Ihr Star Designer Roberto Samtino lässt heute wieder Hausfrauen wie Frau H. (nur zwei Kleidergrößen umfangreicher) mit sicherer Hand über den mit frischen Plastikblumen dekorierten Sperrholz-Laufsteg wanken, verführerisch die unter Taft und Tweed versteckten Hüften schwenkend. Nur Eingeweihte können erkennen, dass diese Freizeit-Models zwischendurch auf Norbert Kehlig blicken, der als Regisseur verzweifelt hinter der Kamera Tipps zum unfallfreien Ablauf der Veranstaltung flüstert  („Frau Kuhn! Links, rechts, links…, nein: links!“).

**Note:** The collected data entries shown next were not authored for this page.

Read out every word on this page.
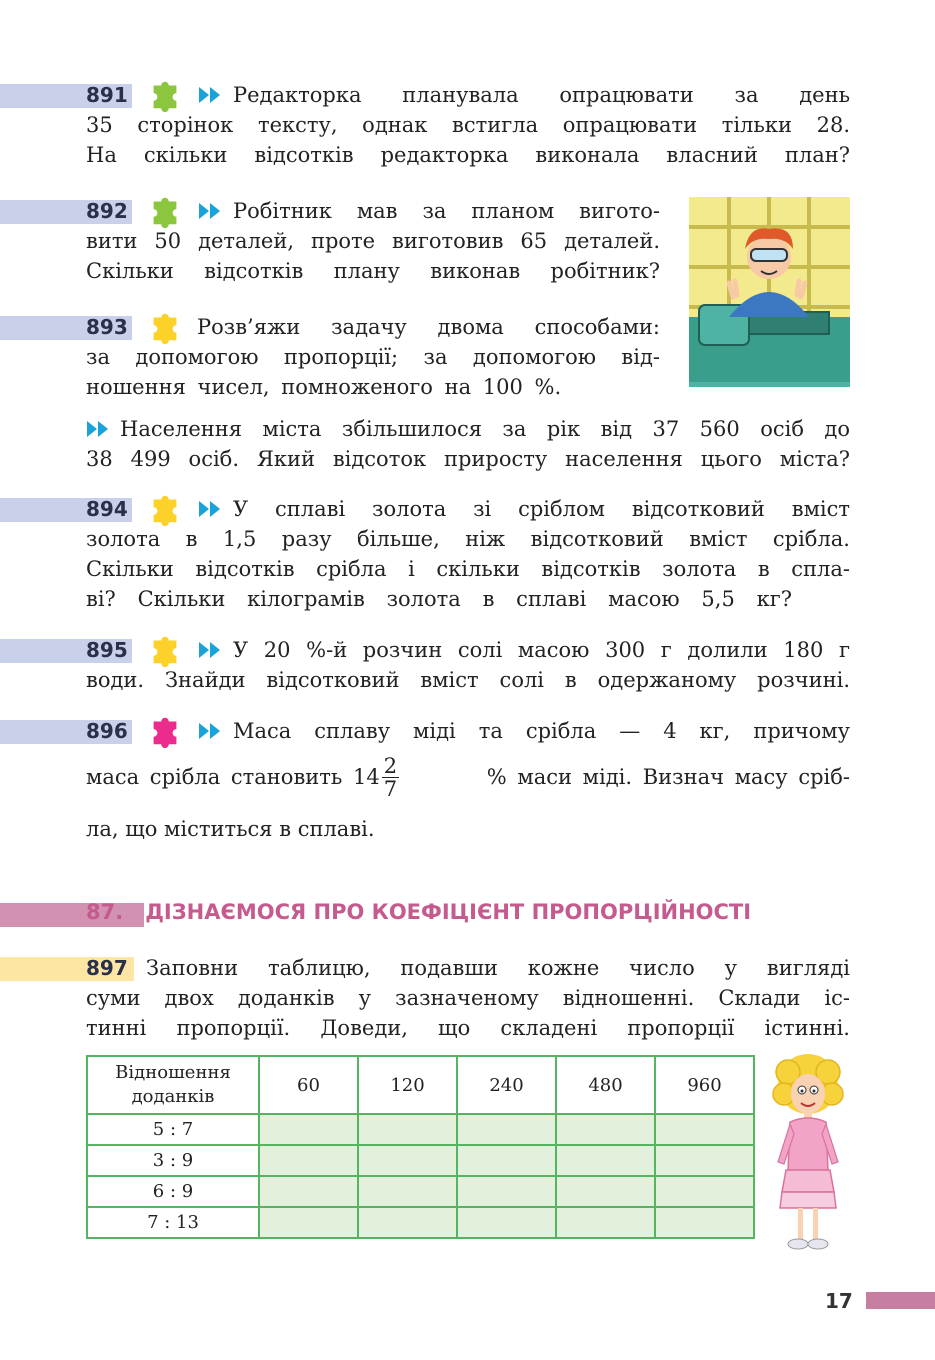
891	Редакторка планувала опрацювати за день
35 сторінок тексту, однак встигла опрацювати тільки 28.
На скільки відсотків редакторка виконала власний план?
892	Робітник мав за планом вигото-
вити 50 деталей, проте виготовив 65 деталей.
Скільки відсотків плану виконав робітник?
893	Розв’яжи задачу двома способами:
за допомогою пропорції; за допомогою від-
ношення чисел, помноженого на 100 %.
Населення міста збільшилося за рік від 37 560 осіб до
38 499 осіб. Який відсоток приросту населення цього міста?
894	У сплаві золота зі сріблом відсотковий вміст
золота в 1,5 разу більше, ніж відсотковий вміст срібла.
Скільки відсотків срібла і скільки відсотків золота в спла-
ві? Скільки кілограмів золота в сплаві масою 5,5 кг?
895	У 20 %-й розчин солі масою 300 г долили 180 г
води. Знайди відсотковий вміст солі в одержаному розчині.
896	Маса сплаву міді та срібла — 4 кг, причому
маса срібла становить $14 \frac{2}{7}$	% маси міді. Визнач масу сріб-
ла, що міститься в сплаві.
87. ДІЗНАЄМОСЯ ПРО КОЕФІЦІЄНТ ПРОПОРЦІЙНОСТІ
897 Заповни таблицю, подавши кожне число у вигляді
суми двох доданків у зазначеному відношенні. Склади іс-
тинні пропорції. Доведи, що складені пропорції істинні.
Відношення
доданків	60	120	240	480	960
5 : 7					
3 : 9					
6 : 9					
7 : 13					
17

„Marüa, nu zeisch disch nochemal von vorn, nischewahr, dou Hollde, dou.“ Ja, man nimmt bei dem braunverbrannten Designer Roberto aus Mailand das Sächsische kaum noch wahr, das muss man gestehen. Frau H. ist aber auch wirklich abgelenkt. Allzu fließend gleitet der Taft, zu bunt sind aber auch wieder die Designs im frischen und doch zeitlosen Frühlings-Look.
Zu ihrem Schrecken bemerkt  sie aber da doch unten rechts eingeblendet, dass wirklich nur noch 256, nein..250, 247…oh Gott….!  Jetzt heißt es handeln. Nachher hat Frau Riebenkötter von nebenan wieder das vorletzte Stück ergattert, wie neulich bei den Entsaftern mit Gurken-Aufsatz.
Mit zittrigen Fingern drückt sie die Hotline-Taste (mittlerweile gespeichert) und bestellt das Frühlings-Ensemble, dreiteilig, mit angehäkelten Mäusezähnchen und Nappa-Kragen zum einmaligen Sonderpreis von 345,-€ incl. sofortigem Versand.

Völlig fertig und selig entgleitet sie in den Schlaf und stellt den Wecker vorher noch auf 23.30 Uhr, wenn es bei KPU wieder heißt „Schätze der Welt für Sie zuhause!“. Vielleicht werden ja die aus Quartz-Koralle geschnitzten  Wildtiere der Serengeti als echte Wertanlage für später doch mal im Preis gesenkt….das Warzenschwein in 1000er Auflage aus der ersten Sendung hatte sie für günstige 123,50€ plus Versand natürlich sofort bestellt. 
Nun sieht es aus der Schrankwand auf sie herab und wünscht gute Nacht.